Unnamed: 0,PostalCode,Longitude,Cluster Labels,1st Most Common Venue,2nd Most Common Venue,3rd Most Common Venue,4th Most Common Venue,5th Most Common Venue,6th Most Common Venue,7th Most Common Venue,8th Most Common Venue,9th Most Common Venue,10th Most Common Venue
0,M4N,-79.38879,1,Construction & Landscaping,Bus Line,Swim School,Park,Yoga Studio,Garden,Flower Shop,Food & Drink Shop,Fried Chicken Joint,Gift Shop
1,M4P,-79.390197,1,Park,Hotel,Breakfast Spot,Gym,Department Store,Sandwich Place,Food & Drink Shop,Yoga Studio,Flower Shop,Fried Chicken Joint
2,M4R,-79.405678,1,Clothing Store,Coffee Shop,Yoga Studio,Cosmetics Shop,Gift Shop,Mexican Restaurant,Fast Food Restaurant,Park,Pet Store,Diner
3,M4S,-79.38879,1,Sandwich Place,Pizza Place,Dessert Shop,Sushi Restaurant,Café,Gym,Coffee Shop,Italian Restaurant,Pharmacy,Park
5,M4V,-79.400049,1,Pub,Coffee Shop,Sports Bar,Vietnamese Restaurant,Fried Chicken Joint,Light Rail Station,Liquor Store,Pizza Place,Restaurant,American Restaurant
8,M5R,-79.405678,1,Café,Sandwich Place,Coffee Shop,Indian Restaurant,Pub,BBQ Joint,Burger Joint,Cosmetics Shop,History Museum,Liquor Store


In [25]:
toronto_data_merged.loc[toronto_data_merged['Cluster Labels'] == 2, toronto_data_merged.columns[[1] + list(range(5, toronto_data_merged.shape[1]))]]

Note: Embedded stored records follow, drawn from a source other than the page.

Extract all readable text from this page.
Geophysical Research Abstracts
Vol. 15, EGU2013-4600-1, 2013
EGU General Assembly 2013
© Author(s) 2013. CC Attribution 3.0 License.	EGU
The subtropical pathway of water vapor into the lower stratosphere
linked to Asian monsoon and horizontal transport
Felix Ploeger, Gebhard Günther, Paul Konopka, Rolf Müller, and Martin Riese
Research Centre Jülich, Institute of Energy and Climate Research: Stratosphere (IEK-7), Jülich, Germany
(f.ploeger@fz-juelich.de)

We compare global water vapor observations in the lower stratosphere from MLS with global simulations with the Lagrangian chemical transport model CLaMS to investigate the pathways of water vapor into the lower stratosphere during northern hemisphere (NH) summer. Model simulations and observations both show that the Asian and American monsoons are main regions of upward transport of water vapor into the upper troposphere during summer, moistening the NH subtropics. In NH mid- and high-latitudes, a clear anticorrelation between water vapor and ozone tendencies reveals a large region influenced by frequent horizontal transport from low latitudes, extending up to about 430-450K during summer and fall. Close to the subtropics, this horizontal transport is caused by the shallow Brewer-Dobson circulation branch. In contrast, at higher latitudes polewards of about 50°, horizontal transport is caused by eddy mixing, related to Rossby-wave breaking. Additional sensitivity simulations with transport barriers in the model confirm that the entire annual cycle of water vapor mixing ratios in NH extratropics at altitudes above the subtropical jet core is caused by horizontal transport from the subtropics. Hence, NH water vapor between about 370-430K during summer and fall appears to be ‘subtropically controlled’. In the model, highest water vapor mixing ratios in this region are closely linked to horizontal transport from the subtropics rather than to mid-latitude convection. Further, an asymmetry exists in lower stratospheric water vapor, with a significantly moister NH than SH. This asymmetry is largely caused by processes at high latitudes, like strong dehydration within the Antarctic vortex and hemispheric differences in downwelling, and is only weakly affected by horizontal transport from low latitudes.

Unnamed: 0,PostalCode,Longitude,Cluster Labels,1st Most Common Venue,2nd Most Common Venue,3rd Most Common Venue,4th Most Common Venue,5th Most Common Venue,6th Most Common Venue,7th Most Common Venue,8th Most Common Venue,9th Most Common Venue,10th Most Common Venue
6,M5N,-79.416936,2,Music Venue,Garden,Yoga Studio,Diner,Gym / Fitness Center,Gym,Greek Restaurant,Gourmet Shop,Gift Shop,Gas Station


Thank you for your patience and for your feedbacks.